Should I bother creating more than 1 cluster?

Hi everyone, I’m building a cloud service for an application.

It is my plan to run all the databases on one large cluster (on digital ocean). Each of my users could have multiple small databases on the cluster.

Does it matter that there can be millions (even billions) of small 10 or 100 mb? databases ? The names of the databases would be unique hashes

Should I bother creating more than 1 cluster? No one will ever need to manually administer any of the databases or tables. Some of them may be small, some big. but mostly small. my plan was to just specify the database to use with each query.

besides that, I was hoping it would just work :wink:

Am I creating a bottleneck of some kind?

Thanks for any thoughts.

Hi @makeshyft-tom,

There’s nothing intrinsic about Cockroach that would prevent your idea from working. However, you might not see the performance that you expect - it depends on the workload.
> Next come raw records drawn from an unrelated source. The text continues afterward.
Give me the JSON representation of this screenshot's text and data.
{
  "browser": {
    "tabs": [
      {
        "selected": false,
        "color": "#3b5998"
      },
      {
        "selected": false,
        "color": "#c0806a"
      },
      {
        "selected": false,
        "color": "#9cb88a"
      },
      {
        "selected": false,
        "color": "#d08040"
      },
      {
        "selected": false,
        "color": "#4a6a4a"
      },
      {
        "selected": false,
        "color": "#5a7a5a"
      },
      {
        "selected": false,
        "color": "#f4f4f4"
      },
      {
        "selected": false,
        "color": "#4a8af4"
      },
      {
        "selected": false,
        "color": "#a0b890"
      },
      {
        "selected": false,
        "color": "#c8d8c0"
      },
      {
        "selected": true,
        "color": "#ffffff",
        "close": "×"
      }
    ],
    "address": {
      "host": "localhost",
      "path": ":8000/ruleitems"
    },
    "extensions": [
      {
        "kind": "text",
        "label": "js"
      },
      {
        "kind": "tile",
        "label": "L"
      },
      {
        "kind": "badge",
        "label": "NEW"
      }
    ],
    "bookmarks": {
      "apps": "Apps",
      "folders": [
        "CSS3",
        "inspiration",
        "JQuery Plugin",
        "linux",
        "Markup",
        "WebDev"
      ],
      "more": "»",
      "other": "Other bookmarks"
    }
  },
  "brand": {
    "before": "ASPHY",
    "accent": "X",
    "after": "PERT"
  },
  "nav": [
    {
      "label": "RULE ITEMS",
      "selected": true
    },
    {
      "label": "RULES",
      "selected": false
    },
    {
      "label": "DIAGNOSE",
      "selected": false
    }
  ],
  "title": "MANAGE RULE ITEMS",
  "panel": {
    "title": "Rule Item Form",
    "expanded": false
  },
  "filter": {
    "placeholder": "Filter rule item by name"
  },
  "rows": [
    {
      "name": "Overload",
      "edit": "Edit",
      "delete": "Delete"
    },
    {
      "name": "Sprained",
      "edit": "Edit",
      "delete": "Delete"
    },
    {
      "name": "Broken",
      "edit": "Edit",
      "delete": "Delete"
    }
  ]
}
Could you share more details about the expected workload that your service will encounter? What will the user databases be for? What is your reason for sharding the cluster by database instead of having a large database that has a user column?

Thanks,
Jordan

thanks for your reply.

I think I was considering creating smaller clusters because the data my users produce on their local machine, when submitted, is combined with other user’s data and inserted into one database, that is then accessible to all the user’s whose data has been combined.
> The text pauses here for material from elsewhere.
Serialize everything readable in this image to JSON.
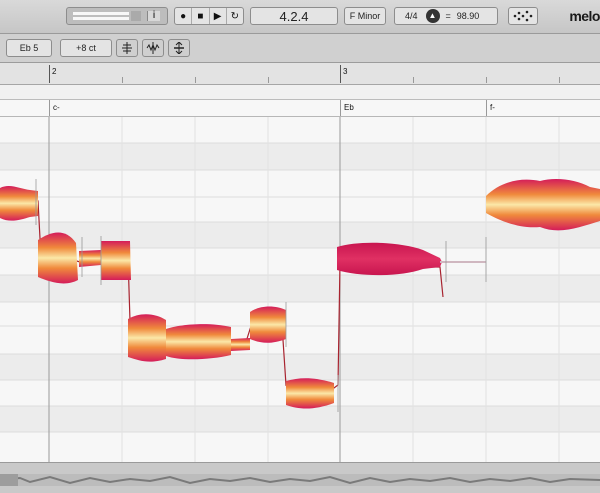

some databases will be a combination of 2 users … some 10 … 100, some 10,000 and so on…

Since the databases are not “related” to eachother and immutable once created, each database on the server is literally “alone” and completely self contained. Once created, they will be-read only by the (number of) users that combined to make the file.

So the load on each database is going to vary. some could be 200 records in 5 tables and some 10,000 records in 8 tables.

So I thought maybe if I’m going to have millions of separate databases on the same cluster, maybe making different clusters that host x number of databases could avoid some problems down the road.

The thought was that I can have 1 cluster for databases names that start with a-d, or 1-4, and so on …

I hope I explained my use case…I think I’m going to start with 1 cluster and then reconsider if I notice any problems. Moving data seems trivial using cockroach DB

Thank you for any further thoughts on this.

@makeshyft-tom,

Sorry for the long delay in response. I would caution that we haven’t tested with very large numbers of databases and tables before. You may run into problems, since every table will get a fresh range.

I think you’re right that having several clusters might serve you better in the near term.

Jordan

thanks for the warning … we have a ways to go before we have to worry about it … but i am a forward thinking kinda guy … i appreciate the help no worries about time.